Migrations are an inherent part of current processes of globalisation and internationalisation, which undoubtedly provide the foundation for the increasing call for more international and comparative research. Accordingly, the number of international research projects and networks in the research area of migration has grown considerably over the last two decades. Scholars participating in this endeavour, however, soon discover that the academic modes of conceptualising, defining and recording problems depend to a large extent on the respective national histories of science. This applies particularly to academic research into international migration and the ensuing problems in the regions where migration begins and ends. Research questions and approaches are frequently designed along the lines of national traditions and patterns of state reactions towards international migration and its societal effects. Seen in this way, migration research seems itself to be rather a part of the complex of problems that it claims to describe and explain. This context dependency certainly becomes more visible in international research projects, since here researchers are more often compelled to explicate their preconceptions.

Systematically, this leads to a number of questions: To what extent and how is migration research shaped by ‘national paradigms’ or ‘hidden national agendas’ like ‘race relations’ in the UK, ‘ethnic minority policies’ in the Netherlands, ‘assimilation into a French citizenry’ in France or ‘integration into a welfare state’ in Germany?
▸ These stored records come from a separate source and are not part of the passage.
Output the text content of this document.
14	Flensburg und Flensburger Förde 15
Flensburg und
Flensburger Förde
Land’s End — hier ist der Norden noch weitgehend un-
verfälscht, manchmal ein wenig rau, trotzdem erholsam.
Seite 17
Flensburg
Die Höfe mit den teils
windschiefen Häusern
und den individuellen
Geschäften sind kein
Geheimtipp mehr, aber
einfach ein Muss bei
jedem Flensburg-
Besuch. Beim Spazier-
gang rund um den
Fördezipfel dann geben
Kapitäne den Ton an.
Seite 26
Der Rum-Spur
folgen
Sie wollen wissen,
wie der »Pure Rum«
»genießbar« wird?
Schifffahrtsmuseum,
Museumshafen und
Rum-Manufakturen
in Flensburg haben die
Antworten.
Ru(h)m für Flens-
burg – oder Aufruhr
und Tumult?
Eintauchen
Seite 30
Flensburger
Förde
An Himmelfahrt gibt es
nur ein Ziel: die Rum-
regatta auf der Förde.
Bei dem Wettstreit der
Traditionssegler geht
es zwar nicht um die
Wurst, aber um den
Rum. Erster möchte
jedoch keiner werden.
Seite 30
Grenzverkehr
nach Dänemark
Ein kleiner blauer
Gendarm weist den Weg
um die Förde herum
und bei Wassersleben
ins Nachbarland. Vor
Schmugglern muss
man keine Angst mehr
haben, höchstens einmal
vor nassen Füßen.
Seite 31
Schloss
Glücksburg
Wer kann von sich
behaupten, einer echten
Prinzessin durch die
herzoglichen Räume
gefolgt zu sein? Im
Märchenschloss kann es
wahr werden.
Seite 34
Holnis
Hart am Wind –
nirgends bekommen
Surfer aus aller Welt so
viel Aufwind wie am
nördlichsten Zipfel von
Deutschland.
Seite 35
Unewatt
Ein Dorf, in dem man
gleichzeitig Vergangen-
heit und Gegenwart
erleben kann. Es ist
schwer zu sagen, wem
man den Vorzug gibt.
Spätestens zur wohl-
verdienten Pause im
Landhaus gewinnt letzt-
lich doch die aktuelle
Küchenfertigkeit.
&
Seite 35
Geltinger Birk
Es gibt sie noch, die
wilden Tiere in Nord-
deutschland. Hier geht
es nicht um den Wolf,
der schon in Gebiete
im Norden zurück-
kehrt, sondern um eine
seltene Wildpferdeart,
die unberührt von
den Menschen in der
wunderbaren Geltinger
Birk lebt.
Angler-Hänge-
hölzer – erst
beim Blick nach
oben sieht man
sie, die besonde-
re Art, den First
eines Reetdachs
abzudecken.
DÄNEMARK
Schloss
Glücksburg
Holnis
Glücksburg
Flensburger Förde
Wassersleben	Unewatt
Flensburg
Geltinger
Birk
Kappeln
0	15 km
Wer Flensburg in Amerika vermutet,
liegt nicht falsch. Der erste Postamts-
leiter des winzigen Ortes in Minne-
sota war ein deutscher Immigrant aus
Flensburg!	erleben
These paradigms are perhaps even present in critical efforts of scholars who strive to overcome their very boundaries. How do these national patterns influence the way in which international research and scientific modes conceptualise their research questions? What are the consequences of this for the claim of scientific validity with regard to propositions and applied theories? These questions have hardly been addressed systematically in migration studies (Lavenex 2005; Vasta and Vasoo 2006) yet their investigation is an essential precondition for adequately reflexive international research.

The assumption that research may be imbued with ‘national paradigms’ is intentionally constructed in a paradoxical manner. Put in this way, we focus on one characteristic of the field of research, i.e. the indexing of the paradigms of migration research as ‘national’.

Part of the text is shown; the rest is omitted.